Airlangga mengakui hasil panen dari lahan gambut tak bisa dibandingkan dengan lahan sawah di Pulau Jawa. Namun, penanaman di lahan Gambut sebagai antisipasi peringatan krisis pangan dari FAO dan prediksi dari BMKG yang menyebutkan kekeringan akan terjadi di Jawa, Sulawesi bagian selatan, dan Nusa Tenggara Barat, sedangkan Kalimantan masih memiliki curah hujan sampai November.
”Ini jadi salah satu alternatif yang akan dipelajari Kementan, Kementerian PUPR, dan beberapa BUMN,” katanya.
Syahrul menyebutkan Badan Litbang Kementerian Pertanian memiliki benih Impara yang cocok untuk ditanam di lahan gambut. Selain itu, untuk menjaga kadar air lahan, tetap diperlukan pembangunan parit-parit di sekeliling lahan gambut yang ditanami tersebut.
Menanggapi rencana pemerintah mencetak sawah baru di lahan gambut, Sekretaris Jenderal Konsorsium Pembaruan Agraria (KPA) Dewi Kartika mengingatkan pemerintahan di era Orde Baru sudah pernah melakukannya, tetapi gagal. Saat itu, pemerintah mencanangkan program satu juta lahan gambut.
Ia pun menilai solusi itu bersifat bias padi. Pangan tidak melulu beras dan masalah yang dihadapi saat ini adalah defisit beragam jenis pangan.
”Cetak sawah baru tak bisa menjawab defisit secara cepat.
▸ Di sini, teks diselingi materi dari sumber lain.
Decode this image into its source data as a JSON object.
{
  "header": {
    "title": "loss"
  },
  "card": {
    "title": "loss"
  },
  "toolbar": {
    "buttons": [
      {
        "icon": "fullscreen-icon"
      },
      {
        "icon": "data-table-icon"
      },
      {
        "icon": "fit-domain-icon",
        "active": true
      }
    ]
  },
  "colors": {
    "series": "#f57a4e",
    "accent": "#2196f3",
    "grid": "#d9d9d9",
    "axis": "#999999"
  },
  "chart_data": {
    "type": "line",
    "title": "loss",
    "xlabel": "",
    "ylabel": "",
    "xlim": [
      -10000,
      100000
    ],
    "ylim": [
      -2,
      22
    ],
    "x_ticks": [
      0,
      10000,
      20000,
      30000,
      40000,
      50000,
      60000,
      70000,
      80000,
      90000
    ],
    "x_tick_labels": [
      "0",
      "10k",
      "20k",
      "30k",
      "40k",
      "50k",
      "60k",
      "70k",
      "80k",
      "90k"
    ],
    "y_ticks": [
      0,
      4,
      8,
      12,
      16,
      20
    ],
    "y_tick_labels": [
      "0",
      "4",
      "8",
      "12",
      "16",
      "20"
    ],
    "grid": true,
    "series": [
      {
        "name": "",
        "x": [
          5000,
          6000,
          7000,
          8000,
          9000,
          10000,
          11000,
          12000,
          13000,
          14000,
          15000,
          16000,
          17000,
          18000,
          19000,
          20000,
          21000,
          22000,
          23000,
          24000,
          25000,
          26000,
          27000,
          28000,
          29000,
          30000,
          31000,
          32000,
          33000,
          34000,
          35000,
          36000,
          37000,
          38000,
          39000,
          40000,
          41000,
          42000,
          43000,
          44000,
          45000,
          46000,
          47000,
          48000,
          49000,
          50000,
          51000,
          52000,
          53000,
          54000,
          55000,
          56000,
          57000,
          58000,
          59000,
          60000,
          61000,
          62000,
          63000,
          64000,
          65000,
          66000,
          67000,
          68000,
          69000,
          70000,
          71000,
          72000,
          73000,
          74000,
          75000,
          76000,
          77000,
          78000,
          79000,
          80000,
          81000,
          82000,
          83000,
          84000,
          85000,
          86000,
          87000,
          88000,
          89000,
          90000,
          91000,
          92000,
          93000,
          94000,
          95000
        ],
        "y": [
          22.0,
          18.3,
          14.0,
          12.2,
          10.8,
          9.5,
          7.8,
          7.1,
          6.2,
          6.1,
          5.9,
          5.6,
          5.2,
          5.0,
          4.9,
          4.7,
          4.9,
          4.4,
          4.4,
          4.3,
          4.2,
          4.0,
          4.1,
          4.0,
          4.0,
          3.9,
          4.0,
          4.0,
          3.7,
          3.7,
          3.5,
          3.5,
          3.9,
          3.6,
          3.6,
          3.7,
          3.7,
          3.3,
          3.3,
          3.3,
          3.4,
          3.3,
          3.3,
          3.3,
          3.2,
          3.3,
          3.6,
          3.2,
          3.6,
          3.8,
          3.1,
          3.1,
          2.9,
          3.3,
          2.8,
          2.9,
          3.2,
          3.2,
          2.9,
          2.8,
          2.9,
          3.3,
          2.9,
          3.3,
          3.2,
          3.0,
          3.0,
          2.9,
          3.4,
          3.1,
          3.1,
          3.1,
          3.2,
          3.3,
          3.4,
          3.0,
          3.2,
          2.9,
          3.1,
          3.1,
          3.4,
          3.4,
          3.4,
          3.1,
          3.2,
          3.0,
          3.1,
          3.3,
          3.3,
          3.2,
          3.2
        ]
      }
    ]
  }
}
Sebab, mencetak sawah baru secara massal, sejak tahap persiapan infrastruktur, irigasi, dan jalan yang memadai, membuka lahan hingga menanam dan memanen setidaknya membutuhkan waktu paling cepat tujuh sampai sembilan bulan,” tuturnya.
Untuk jangka pendek, pemerintah bisa mengimbangi dengan mendorong gerakan nasional menanam pangan di desa dan kota dengan melibatkan masyarakat secara aktif. Pemerintah juga bisa menyediakan tanah-tanah negara seperti yang dikuasai PTPN dan Perhutani, untuk dijadikan sentra-sentra pertanian. Guna mendukung hal itu, pemerintah perlu membantu benih, pupuk, teknologi pertanian, serta asistensi dari para ahli dan lulusan fakultas pertanian.